There’s also the matter of “tribal knowledge”. Also known as institutional knowledge, this term is typically used to describe a team’s operational information passed down by word of mouth without necessarily being recorded anywhere. It’s informal and uncodified. This has the potential to be catastrophic if the team member responsible for managing the platform leaves without a written record of how to do so. It could leave work orphaned, cutting off the rest of the team’s access to their own projects and documents.

When everyone is using the same tool, the added security associated with this can help drive productivity. Departments can easily share data. Teams can then grant access to sensitive information based on specific roles with the need to access specific information.

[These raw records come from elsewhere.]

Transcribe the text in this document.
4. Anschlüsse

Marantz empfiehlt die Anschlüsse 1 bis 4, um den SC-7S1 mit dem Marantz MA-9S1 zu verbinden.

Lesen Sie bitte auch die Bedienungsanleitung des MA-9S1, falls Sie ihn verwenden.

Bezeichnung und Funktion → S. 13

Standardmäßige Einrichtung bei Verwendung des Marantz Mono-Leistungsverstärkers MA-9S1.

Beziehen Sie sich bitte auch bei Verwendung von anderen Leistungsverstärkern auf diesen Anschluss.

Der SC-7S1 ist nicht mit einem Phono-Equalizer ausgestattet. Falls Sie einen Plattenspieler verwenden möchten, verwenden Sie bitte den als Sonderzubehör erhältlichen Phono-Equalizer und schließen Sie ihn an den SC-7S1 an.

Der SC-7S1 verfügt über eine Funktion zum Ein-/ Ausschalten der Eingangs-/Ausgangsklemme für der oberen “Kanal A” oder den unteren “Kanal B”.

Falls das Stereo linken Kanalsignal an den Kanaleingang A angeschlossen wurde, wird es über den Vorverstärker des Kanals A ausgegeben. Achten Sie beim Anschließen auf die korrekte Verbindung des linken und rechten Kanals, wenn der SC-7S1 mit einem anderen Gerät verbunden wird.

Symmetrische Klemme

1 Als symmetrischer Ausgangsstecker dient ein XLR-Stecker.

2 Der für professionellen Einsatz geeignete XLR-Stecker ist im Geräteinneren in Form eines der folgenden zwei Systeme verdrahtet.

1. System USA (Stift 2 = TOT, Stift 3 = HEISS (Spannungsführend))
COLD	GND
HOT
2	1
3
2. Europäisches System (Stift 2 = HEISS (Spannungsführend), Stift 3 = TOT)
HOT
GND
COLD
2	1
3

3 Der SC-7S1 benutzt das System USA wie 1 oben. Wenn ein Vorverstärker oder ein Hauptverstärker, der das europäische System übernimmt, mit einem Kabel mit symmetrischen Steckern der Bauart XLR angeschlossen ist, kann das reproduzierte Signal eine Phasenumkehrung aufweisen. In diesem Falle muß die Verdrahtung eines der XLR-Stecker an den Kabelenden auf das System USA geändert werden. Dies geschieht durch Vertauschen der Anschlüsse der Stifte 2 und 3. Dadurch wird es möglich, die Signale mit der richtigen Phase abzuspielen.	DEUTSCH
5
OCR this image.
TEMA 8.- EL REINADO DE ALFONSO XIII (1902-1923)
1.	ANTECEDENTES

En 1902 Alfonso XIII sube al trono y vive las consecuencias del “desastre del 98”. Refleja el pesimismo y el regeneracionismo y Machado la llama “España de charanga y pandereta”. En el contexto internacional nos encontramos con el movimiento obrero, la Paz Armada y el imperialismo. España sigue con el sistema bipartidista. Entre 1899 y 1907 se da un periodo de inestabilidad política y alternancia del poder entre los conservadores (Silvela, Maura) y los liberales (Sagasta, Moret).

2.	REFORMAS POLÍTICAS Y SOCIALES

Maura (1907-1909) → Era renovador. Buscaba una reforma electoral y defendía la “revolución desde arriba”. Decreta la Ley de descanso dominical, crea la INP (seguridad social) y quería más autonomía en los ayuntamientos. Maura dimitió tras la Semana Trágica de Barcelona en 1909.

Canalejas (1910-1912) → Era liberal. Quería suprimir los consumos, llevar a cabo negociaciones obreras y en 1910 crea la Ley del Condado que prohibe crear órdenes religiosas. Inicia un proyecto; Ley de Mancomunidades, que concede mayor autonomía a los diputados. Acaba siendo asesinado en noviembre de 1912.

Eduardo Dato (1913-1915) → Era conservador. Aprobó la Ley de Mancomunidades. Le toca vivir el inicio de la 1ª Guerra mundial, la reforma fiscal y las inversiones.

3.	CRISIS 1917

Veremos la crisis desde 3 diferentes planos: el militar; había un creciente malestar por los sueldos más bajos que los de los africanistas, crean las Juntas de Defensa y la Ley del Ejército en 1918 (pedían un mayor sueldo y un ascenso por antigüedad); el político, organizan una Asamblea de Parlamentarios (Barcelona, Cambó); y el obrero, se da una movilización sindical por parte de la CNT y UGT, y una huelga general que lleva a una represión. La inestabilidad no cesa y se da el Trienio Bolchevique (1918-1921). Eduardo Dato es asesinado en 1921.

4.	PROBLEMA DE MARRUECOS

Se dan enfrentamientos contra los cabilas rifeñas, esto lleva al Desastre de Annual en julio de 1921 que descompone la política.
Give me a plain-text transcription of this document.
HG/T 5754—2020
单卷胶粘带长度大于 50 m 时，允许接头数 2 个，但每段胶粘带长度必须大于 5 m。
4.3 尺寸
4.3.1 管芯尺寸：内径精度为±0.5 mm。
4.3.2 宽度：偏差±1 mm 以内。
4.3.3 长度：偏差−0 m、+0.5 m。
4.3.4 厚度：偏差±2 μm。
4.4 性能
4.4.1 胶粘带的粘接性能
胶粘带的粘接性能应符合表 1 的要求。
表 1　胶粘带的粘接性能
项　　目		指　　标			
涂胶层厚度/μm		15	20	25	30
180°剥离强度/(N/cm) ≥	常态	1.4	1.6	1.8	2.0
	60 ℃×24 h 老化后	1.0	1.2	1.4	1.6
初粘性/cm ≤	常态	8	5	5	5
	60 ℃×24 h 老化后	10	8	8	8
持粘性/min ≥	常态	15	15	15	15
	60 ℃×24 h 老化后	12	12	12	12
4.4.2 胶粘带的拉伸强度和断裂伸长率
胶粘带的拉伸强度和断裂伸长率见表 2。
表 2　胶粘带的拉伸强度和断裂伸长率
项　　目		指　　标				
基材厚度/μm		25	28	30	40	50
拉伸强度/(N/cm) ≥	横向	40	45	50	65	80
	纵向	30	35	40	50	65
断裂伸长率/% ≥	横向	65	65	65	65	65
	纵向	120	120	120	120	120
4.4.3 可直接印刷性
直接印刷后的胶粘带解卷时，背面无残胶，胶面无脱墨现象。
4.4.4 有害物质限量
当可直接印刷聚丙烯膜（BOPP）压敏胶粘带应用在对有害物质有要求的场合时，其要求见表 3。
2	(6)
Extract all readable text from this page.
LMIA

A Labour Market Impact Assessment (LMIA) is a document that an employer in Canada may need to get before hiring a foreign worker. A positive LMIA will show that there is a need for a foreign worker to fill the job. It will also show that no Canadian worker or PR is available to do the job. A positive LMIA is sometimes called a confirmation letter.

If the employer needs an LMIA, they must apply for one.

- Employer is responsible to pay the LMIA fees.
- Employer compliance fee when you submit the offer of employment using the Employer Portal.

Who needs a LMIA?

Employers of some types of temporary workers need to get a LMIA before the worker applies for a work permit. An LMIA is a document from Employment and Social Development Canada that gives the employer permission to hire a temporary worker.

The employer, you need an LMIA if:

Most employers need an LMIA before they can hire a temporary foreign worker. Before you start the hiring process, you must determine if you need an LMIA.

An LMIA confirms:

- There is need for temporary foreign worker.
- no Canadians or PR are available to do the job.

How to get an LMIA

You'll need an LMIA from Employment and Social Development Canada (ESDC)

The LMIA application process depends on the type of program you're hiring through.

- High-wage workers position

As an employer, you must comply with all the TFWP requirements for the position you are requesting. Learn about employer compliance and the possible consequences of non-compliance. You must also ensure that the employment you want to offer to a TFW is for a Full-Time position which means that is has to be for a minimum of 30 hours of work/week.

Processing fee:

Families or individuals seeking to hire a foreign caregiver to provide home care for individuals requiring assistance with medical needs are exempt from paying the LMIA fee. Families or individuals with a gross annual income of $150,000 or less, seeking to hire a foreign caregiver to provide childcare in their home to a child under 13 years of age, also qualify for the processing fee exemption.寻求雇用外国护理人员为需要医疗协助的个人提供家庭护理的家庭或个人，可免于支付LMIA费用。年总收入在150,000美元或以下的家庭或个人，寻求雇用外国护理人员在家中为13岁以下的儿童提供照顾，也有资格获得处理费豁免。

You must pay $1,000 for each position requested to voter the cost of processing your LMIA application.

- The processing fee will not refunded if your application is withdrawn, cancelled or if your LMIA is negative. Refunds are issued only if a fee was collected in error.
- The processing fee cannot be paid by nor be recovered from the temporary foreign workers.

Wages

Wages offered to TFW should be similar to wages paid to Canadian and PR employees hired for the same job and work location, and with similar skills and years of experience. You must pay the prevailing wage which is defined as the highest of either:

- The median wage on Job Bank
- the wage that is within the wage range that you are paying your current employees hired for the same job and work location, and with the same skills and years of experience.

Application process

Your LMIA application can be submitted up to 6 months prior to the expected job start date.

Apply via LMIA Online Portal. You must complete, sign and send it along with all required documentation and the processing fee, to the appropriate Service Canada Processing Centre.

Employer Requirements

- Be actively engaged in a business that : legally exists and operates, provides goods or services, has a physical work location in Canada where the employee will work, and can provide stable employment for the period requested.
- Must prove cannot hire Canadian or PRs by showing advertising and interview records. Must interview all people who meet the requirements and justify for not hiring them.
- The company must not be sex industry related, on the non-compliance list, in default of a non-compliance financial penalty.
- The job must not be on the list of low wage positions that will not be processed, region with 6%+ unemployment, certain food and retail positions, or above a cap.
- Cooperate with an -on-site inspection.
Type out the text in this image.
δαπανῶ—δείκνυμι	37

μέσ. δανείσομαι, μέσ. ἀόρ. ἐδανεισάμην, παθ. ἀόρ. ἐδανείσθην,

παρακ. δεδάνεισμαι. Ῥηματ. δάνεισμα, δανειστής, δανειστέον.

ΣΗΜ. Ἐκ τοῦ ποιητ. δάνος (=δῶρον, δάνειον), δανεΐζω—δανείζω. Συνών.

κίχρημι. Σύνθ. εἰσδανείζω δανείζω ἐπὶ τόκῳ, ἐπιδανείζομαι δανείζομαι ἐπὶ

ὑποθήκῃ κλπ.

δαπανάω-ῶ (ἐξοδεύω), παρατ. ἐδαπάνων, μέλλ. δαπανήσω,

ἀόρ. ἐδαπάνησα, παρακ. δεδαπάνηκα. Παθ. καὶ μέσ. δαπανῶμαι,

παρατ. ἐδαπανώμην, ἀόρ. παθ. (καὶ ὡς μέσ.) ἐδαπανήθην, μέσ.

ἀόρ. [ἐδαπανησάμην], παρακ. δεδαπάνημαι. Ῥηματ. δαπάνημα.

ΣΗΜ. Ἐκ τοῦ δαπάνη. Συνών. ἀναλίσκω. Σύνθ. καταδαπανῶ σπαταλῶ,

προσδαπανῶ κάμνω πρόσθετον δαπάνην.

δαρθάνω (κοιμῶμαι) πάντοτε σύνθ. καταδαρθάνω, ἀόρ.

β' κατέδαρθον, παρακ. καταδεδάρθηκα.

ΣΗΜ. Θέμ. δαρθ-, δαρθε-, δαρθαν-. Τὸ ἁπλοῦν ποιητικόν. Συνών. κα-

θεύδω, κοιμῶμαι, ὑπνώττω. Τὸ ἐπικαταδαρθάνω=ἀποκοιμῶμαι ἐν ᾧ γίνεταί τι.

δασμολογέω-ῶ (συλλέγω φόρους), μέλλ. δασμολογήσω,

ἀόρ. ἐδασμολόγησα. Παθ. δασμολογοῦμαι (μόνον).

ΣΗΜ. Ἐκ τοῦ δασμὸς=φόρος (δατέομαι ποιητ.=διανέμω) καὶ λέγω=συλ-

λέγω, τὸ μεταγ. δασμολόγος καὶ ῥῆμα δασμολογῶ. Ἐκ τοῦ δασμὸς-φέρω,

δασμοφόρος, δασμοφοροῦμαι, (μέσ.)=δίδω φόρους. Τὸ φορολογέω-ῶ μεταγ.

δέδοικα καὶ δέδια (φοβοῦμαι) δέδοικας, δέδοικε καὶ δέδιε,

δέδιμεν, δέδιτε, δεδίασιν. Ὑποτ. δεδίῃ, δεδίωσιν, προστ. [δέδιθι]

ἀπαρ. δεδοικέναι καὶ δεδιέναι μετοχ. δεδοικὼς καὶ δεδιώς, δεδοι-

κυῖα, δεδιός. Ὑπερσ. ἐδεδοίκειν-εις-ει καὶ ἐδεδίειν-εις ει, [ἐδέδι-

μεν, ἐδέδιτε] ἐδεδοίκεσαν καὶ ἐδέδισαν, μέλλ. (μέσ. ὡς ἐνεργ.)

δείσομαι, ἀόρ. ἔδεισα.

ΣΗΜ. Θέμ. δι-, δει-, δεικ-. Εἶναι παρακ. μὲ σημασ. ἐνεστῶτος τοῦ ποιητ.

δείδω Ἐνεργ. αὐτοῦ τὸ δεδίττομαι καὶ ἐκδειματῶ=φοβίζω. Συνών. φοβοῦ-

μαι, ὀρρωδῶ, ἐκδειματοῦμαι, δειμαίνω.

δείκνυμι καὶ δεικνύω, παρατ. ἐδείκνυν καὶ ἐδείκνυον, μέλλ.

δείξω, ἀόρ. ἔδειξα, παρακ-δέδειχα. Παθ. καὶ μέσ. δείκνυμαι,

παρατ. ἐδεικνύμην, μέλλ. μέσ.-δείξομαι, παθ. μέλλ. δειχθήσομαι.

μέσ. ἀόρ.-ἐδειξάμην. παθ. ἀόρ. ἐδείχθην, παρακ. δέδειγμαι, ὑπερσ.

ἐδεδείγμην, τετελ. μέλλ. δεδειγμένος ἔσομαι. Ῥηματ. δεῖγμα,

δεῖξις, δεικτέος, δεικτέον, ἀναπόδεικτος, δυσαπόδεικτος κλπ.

Using Security to Drive Productivity

video conference about security with transition to Teams Video conference with colleagues.

When we talk about how security drives productivity, there are two primary ways in which it can do so:

Training

Adopting a new system or team-wide practice will no doubt involve some degree of training. You’ll have to schedule learning sessions, coordinate with multiple team members, and disseminate documents or other training materials. Much of this information may be proprietary or sensitive, so you may not want it to be vulnerable to becoming available publicly.

With Microsoft Teams, you can perform all the functions associated with a seamless training process in a secure environment. The best part is that it makes the entire process less cumbersome on your team. Rather than making them use multiple platforms for multiple actions, they can have the entire experience under one virtual roof.

Exposure to New Collaborative Tools

Microsoft Teams also exposes your organization to a number of new collaborative tools. The platform has four major features businesses can use to collaborate securely and effectively:

  • Teams. This allows you to segment your work by creating multiple “teams” within a project or organization.
  • Messaging. Within individual teams, team members can communicate with instant, direct messages. This is great for one-on-one collaboration on issues two team members need to address quickly.
  • Calling. Sometimes, email or direct messaging isn’t enough. With Teams, team members can call one another or host video teleconferences with multiple attendees.
  • Meeting. Teams can be used to schedule in-person or virtual meetings with any team members.

The great part about Microsoft Teams is that it puts all the collaborative mechanisms your team uses within one secure platform.